Y <- X1 + X2 + X3 + X4 + X5 + X6

sim_df <- data.frame(X1, X2, X3, X4, X5, X6, Y)

# Rpart Model
rpart_model <- rpart(Y ~., data=sim_df)
varImp(rpart_model)
##     Overall
## X1 3.487031
## X2 1.861743
## X3 4.506291
## X4 2.723413
## X5 4.221764
## X6 0.000000

X3 had the highest importance score of 4.506291, followed by X5 and X1. X6 had the lowest importance score, which may be the result of having no distinct values.

rpart.plot::rpart.plot(rpart_model, box.palette = "RdBu", shadow.col = "blue", nn = TRUE)

8.3 In stochastic gradient boosting the bagging fraction and learning rate will govern the construction of the trees as they are guided by the gradient. Although the optimal values of these parameters should be obtained through the tuning process, it is helpful to understand how the magnitudes of these parameters affect magnitudes of variable importance. Figure 8.24 provides the variable importance plots for boosting using two extreme values for the bagging fraction (0.1 and 0.9) and the learning rate (0.1 and 0.9) for the solubility data.
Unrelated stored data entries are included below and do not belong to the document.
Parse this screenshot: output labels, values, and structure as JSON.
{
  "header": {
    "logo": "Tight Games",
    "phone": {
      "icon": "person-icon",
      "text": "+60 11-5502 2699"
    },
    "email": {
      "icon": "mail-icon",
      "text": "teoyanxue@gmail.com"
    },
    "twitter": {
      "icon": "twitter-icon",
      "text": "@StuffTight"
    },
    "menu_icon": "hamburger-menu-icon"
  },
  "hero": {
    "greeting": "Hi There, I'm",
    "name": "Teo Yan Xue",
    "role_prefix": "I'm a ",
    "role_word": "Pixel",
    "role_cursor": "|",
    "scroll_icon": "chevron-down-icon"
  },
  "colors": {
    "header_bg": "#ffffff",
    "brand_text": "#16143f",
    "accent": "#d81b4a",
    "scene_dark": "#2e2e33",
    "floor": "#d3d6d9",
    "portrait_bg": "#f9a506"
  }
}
The left-hand plot has both parameters set to 0.1, and the right-hand plot has both set to 0.9:

knitr::include_graphics("/Users/mohamedhassan/Documents/HW9_Image.png")

(a) Why does the model on the right focus its importance on just the first few of predictors, whereas the model on the left spreads importance across more predictors?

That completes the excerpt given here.